There is a national standard, but each state can include minor differences (usually numbering scheme, font, printed seal and background pattern). The standard is green, officially 102×68 mm.[1] It used to come laminated in plastic, which made it slightly larger than the ISO/IEC 7810 ID-2 standard of 105×74 mm, resulting in a tight fit in most wallets. Currently it no longer is laminated and, in fact, laminating newer cards is forbidden, because these have information printed on the inside that can be read by machines, bearers may protect their ID's by storing it in a small plastic case, received along with the card.



  • Registration number (can have verification digits or letters) and each state can design its own system
  • Issue date
  • Full name of the bearer
  • Parents' names (the father above, the mother below)
  • Birthplace (location, state)
  • Birth date
  • Base document:

CN: Birth Certificate (Certidão de Nascimento) CC: Marriage Certificate (Certidão de Casamento)


  • State Coat of Arms
  • The full name of state
  • The name of state office that issued the document
  • A 3x4cm photograph
  • Thumbprint
  • Signature or an observation cancelling it (for illiterate persons)

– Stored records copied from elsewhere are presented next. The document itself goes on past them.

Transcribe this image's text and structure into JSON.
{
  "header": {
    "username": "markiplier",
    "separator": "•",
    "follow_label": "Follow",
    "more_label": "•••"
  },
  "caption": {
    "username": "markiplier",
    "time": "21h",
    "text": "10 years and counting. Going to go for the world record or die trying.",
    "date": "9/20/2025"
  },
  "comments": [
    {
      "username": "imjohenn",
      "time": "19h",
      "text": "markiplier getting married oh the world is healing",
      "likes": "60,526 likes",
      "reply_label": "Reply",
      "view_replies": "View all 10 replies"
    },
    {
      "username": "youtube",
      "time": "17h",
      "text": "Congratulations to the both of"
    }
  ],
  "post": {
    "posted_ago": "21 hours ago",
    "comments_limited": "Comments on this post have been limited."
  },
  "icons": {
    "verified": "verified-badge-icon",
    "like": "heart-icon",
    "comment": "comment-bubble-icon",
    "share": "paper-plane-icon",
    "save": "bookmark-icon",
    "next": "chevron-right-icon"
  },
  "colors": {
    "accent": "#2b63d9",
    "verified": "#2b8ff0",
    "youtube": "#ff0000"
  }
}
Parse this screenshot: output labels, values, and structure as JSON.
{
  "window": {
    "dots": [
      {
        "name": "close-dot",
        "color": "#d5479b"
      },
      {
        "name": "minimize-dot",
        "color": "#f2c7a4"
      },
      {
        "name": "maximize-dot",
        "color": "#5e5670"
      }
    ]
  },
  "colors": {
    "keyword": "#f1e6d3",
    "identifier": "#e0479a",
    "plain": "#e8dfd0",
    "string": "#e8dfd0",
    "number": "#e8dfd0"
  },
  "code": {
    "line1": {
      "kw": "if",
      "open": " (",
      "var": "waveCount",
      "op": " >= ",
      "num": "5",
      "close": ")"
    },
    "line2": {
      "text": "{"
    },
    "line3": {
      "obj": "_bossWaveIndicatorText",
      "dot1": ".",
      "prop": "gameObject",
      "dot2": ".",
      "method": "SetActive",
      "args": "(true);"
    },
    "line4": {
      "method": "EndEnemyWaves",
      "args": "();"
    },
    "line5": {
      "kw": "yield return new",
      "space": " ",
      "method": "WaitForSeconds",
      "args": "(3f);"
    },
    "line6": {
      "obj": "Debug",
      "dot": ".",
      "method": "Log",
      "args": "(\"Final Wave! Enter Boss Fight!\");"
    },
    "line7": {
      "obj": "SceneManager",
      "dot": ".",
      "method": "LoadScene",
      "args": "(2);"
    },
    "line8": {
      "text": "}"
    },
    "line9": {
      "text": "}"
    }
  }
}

Since 1938 foreigners living in Brazil are also required to have their special identity cards called National Foreign Registry (Registro Nacional de Estrangeiros). The IDs are red or pink and issued by the Federal Police.


Federal Law 9454/1997 determined the merging of the state-level registration systems into a future unified registry. This will likely necessitate migrating the RG numbers into a new RIC (Registro de Identidade Civil, Civilian Identity Registry) numbering system. The Brazilian Federal Police proposed a new ID card standard to go with the changes. The new card has security features to deter counterfeiting and will probably have an embedded chip, following the form factor of common smartcards an RFIDs.[2]